I know that run levels 0-6 correspond to various systemd targets:

╔══════════════════════╦═══════════════════╗
║ Run Level (SysVinit) ║  Systemd Target   ║
╠══════════════════════╬═══════════════════╣
│ Run level 0          │ poweroff.target   │
├──────────────────────┼───────────────────┤
│ Run level 1          │ rescue.target     │
├──────────────────────┼───────────────────┤
│ Run level 2          │ multi-user.target │
├──────────────────────┼───────────────────┤
│ Run level 3          │ multi-user.target │
├──────────────────────┼───────────────────┤
│ Run level 4          │ multi-user.target │
├──────────────────────┼───────────────────┤
│ Run level 5          │ graphical.target  │
├──────────────────────┼───────────────────┤
│ Run level 6          │ reboot.target     │
├──────────────────────┼───────────────────┤
│ Emergency            │ emergency.target  │
└──────────────────────┴───────────────────┘
(According to https://www.tecmint.com/change-runlevels-targets-in-systemd/ )

But I have never seen S as a run level before. I've seen some definitions that says it is for single-user while there are others that define it as a synonym for other run levels and still others don't have a conclusive defintion.

I know the version I am working with is most likely the Linux Standard Base specification because immediately after the init info block is the sourcing of the lsb init functions (Sourced via . /lib/lsb/init-functions). Also the system is running Debian 8 Jessie.

What target should I put in the equivalent systemd unit file for run level S?

Wimateeka
  • 1,005
  • Your first link says that it’s for single-user mode, not shutdown. – Stephen Kitt Mar 31 '20 at 14:11
  • Haha, you're right. I just saw "Runlevels 0, 6 and S are reserved for shutdown," and stopped reading there because my brain said "Oh, S for shutdown. Makes sense". I'll edit accordingly, thanks! – Wimateeka Mar 31 '20 at 14:44

1 Answers1

0

S has no direct correspondence in systemd. The systemd-sysv-generator program does not handle such van Smoorenburg rc scripts.

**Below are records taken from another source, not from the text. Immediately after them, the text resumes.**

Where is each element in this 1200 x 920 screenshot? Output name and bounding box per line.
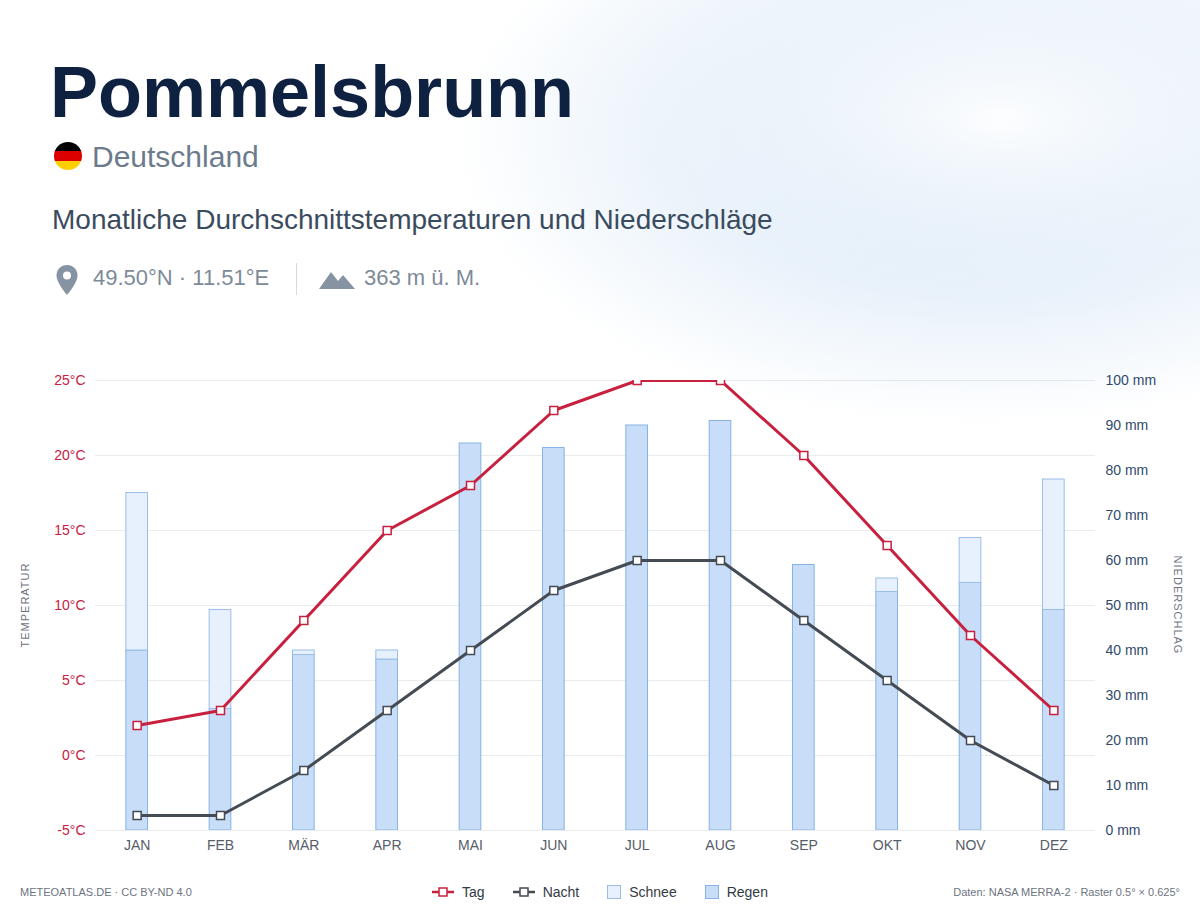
html-text:Schnee: Schnee: [629, 884, 677, 900]
svg-text:10 mm: 10 mm: [1106, 777, 1149, 793]
html-text:Deutschland: Deutschland: [92, 140, 259, 173]
svg-text:40 mm: 40 mm: [1106, 642, 1149, 658]
svg-text:JUL: JUL: [625, 837, 650, 853]
svg-text:25°C: 25°C: [54, 372, 85, 388]
svg-text:0 mm: 0 mm: [1106, 822, 1141, 838]
svg-text:OKT: OKT: [873, 837, 902, 853]
html-text:Nacht: Nacht: [542, 884, 580, 900]
html-text:Pommelsbrunn: Pommelsbrunn: [50, 52, 575, 132]
svg-text:JUN: JUN: [540, 837, 567, 853]
svg-text:MAI: MAI: [458, 837, 483, 853]
svg-text:10°C: 10°C: [54, 597, 85, 613]
html-text:TEMPERATUR: TEMPERATUR: [19, 562, 31, 648]
svg-text:90 mm: 90 mm: [1106, 417, 1149, 433]
svg-text:SEP: SEP: [790, 837, 818, 853]
svg-text:NOV: NOV: [955, 837, 986, 853]
svg-text:AUG: AUG: [705, 837, 735, 853]
html-text:Regen: Regen: [726, 884, 768, 900]
svg-text:FEB: FEB: [207, 837, 234, 853]
svg-text:70 mm: 70 mm: [1106, 507, 1149, 523]
svg-text:20°C: 20°C: [54, 447, 85, 463]
html-text:METEOATLAS.DE · CC BY-ND 4.0: METEOATLAS.DE · CC BY-ND 4.0: [20, 886, 192, 898]
svg-text:15°C: 15°C: [54, 522, 85, 538]
svg-text:5°C: 5°C: [62, 672, 86, 688]
svg-text:30 mm: 30 mm: [1106, 687, 1149, 703]
html-text:Daten: NASA MERRA-2 · Raster 0: Daten: NASA MERRA-2 · Raster 0.5° × 0.62…: [953, 886, 1180, 898]
html-text:Tag: Tag: [462, 884, 485, 900]
svg-text:50 mm: 50 mm: [1106, 597, 1149, 613]
svg-text:100 mm: 100 mm: [1106, 372, 1157, 388]
html-text:363 m ü. M.: 363 m ü. M.: [364, 265, 481, 290]
svg-text:-5°C: -5°C: [57, 822, 85, 838]
html-text:Monatliche Durchschnittstemper: Monatliche Durchschnittstemperaturen und…: [52, 204, 773, 235]
svg-text:DEZ: DEZ: [1040, 837, 1068, 853]
svg-text:60 mm: 60 mm: [1106, 552, 1149, 568]
svg-text:JAN: JAN: [124, 837, 150, 853]
svg-text:80 mm: 80 mm: [1106, 462, 1149, 478]
svg-text:MÄR: MÄR: [288, 837, 319, 853]
svg-text:0°C: 0°C: [62, 747, 86, 763]
svg-text:20 mm: 20 mm: [1106, 732, 1149, 748]
html-text:NIEDERSCHLAG: NIEDERSCHLAG: [1172, 555, 1184, 655]
html-text:49.50°N · 11.51°E: 49.50°N · 11.51°E: [93, 265, 270, 290]
svg-text:APR: APR: [373, 837, 402, 853]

Debian used to have a patched version of that program that wrapped a rc script that used S inside a service unit with no default dependencies and that was wanted-by sysinit.target. This was imperfect, but then all of the operation of systemd-sysv-generator is imperfect, because there is no one-size-fits-all mechanistic way to translate van Smoorenburg rc scripts.

The Debian systemd people did away with the patch back in July 2016, when they believed that all of the van Smoorenburg rc scripts in Debian that used S had been superseded with proper service units. Yours appears to be home grown.

In this case, you are better off completely forgetting about the S run-level. My educated guess, based upon no more than the description, is that what you really should be making is a service unit that is:

DefaultDependencies=no
After=local-fs.target
Before=network-pre.target
Wants=network-pre.target
and that is Wanted-By something suitable, possibly basic.target.

Depending from what your service actually does, that ordering after local-fs.target may well be overkill. But that's something only you can determine.